The key to the flavor of the dish lies in the Gruyère. This Swiss borne cheese lends a complex flavor (fruity, earthy & nutty) that can’t be found in any other cheese. A bit pricey, Gruyère averages $13.00 per pound. (For tips on choosing the best brand, see the information at the end of the post).
The key to making this dish quickly and easily is using Ore-Idea Steam & Mash potatoes. The potatoes are grade A Russets that are peeled and ready to steam in the microwave. When these go on sale, I always stock up. They are in the freezer section of most grocery stores near the frozen French fries & tater tots.
Note: When making potatoes, a hand mixer can be your best friend but should be used conservatively. Mixing should stop once the potatoes are “just blended.” Lumps add heft and texture and are a good thing. Over mixing can make potatoes turn “gluey,” and once this happens, there is no remedy:-(
I would love to hear from you if you try these (or if you come up with your own savvy version of the recipe)! Thank you so much for taking time to visit my site. As always, be blessed, and stay savvy!

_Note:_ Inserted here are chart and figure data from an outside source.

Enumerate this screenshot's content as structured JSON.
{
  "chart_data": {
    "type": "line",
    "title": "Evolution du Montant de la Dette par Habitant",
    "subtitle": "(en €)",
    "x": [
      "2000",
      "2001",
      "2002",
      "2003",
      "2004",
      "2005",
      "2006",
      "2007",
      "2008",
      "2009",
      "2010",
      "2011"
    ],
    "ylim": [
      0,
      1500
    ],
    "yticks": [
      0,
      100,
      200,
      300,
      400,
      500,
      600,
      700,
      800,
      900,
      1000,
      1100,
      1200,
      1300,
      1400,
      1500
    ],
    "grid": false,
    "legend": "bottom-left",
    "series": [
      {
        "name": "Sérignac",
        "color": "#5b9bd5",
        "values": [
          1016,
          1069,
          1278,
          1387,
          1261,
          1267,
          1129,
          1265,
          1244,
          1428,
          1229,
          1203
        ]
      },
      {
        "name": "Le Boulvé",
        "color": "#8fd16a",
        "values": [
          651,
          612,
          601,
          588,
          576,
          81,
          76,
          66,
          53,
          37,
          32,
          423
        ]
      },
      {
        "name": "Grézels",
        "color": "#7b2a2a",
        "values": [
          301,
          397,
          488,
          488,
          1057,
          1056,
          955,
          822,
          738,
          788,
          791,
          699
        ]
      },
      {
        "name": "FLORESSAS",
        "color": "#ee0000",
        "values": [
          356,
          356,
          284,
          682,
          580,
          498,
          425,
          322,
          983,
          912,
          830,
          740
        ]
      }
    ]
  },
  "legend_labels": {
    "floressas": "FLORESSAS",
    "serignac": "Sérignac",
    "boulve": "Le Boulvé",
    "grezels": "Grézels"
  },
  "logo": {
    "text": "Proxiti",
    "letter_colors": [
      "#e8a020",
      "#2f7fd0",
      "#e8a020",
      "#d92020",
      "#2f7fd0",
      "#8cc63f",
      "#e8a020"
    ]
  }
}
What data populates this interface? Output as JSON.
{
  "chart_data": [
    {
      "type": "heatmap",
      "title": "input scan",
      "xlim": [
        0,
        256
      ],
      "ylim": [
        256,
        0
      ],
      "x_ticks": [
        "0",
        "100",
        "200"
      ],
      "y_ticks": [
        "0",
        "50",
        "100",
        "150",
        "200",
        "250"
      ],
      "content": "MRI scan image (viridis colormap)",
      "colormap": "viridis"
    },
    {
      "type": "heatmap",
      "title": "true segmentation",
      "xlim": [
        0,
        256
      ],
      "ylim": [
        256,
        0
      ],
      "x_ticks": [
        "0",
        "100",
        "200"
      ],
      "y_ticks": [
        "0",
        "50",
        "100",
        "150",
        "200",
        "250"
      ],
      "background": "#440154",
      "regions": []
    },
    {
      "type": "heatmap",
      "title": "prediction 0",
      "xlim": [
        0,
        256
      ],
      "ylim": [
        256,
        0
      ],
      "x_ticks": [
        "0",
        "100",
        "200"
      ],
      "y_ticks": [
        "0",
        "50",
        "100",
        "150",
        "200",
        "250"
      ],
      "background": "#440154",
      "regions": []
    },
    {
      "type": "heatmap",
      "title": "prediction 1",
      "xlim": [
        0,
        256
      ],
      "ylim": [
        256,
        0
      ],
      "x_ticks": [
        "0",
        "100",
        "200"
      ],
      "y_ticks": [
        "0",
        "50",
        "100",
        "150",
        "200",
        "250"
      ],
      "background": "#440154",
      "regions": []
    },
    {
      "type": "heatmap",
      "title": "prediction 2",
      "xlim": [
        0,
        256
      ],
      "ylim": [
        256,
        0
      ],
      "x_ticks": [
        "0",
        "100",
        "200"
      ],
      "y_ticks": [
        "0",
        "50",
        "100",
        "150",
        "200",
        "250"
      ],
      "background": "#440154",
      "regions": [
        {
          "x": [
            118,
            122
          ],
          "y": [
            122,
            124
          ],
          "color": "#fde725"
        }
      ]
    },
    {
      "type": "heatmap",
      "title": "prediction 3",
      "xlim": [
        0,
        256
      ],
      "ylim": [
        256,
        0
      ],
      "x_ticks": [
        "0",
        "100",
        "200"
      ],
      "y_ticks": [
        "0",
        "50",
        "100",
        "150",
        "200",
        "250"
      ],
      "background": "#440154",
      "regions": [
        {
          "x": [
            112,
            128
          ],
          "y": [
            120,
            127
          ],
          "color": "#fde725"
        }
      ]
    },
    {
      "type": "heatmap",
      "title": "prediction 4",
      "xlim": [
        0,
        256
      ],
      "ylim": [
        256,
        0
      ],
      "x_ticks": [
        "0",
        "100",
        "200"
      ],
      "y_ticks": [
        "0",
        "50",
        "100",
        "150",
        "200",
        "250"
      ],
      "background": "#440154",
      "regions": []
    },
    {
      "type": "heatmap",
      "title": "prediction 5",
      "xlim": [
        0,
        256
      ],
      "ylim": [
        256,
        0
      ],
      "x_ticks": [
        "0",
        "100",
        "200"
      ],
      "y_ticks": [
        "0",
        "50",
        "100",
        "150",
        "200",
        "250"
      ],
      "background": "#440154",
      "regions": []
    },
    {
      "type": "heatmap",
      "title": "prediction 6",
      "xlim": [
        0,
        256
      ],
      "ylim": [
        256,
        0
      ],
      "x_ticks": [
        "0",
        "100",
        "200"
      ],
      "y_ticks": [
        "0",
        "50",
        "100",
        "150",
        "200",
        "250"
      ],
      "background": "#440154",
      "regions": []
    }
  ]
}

Choosing the best Gruyère: In Cook’s Illustrated taste tests, the following brands are recommended: Emmi Le Gruyère Reserve, Gruyère Salé, Gruyère Alpage, and French Gruyère de Comté. Two “recommended with reservations” brands are Swiss Rose Le Gruyère, and Emmi Le Gruyère. Boar’s Head is NOT recommended. Since most of these brands are in a similar price range, a trip to Whole Foods or The Fresh Market for a recommended brand can make a huge difference in the quality of the cheese and outcome of the dish.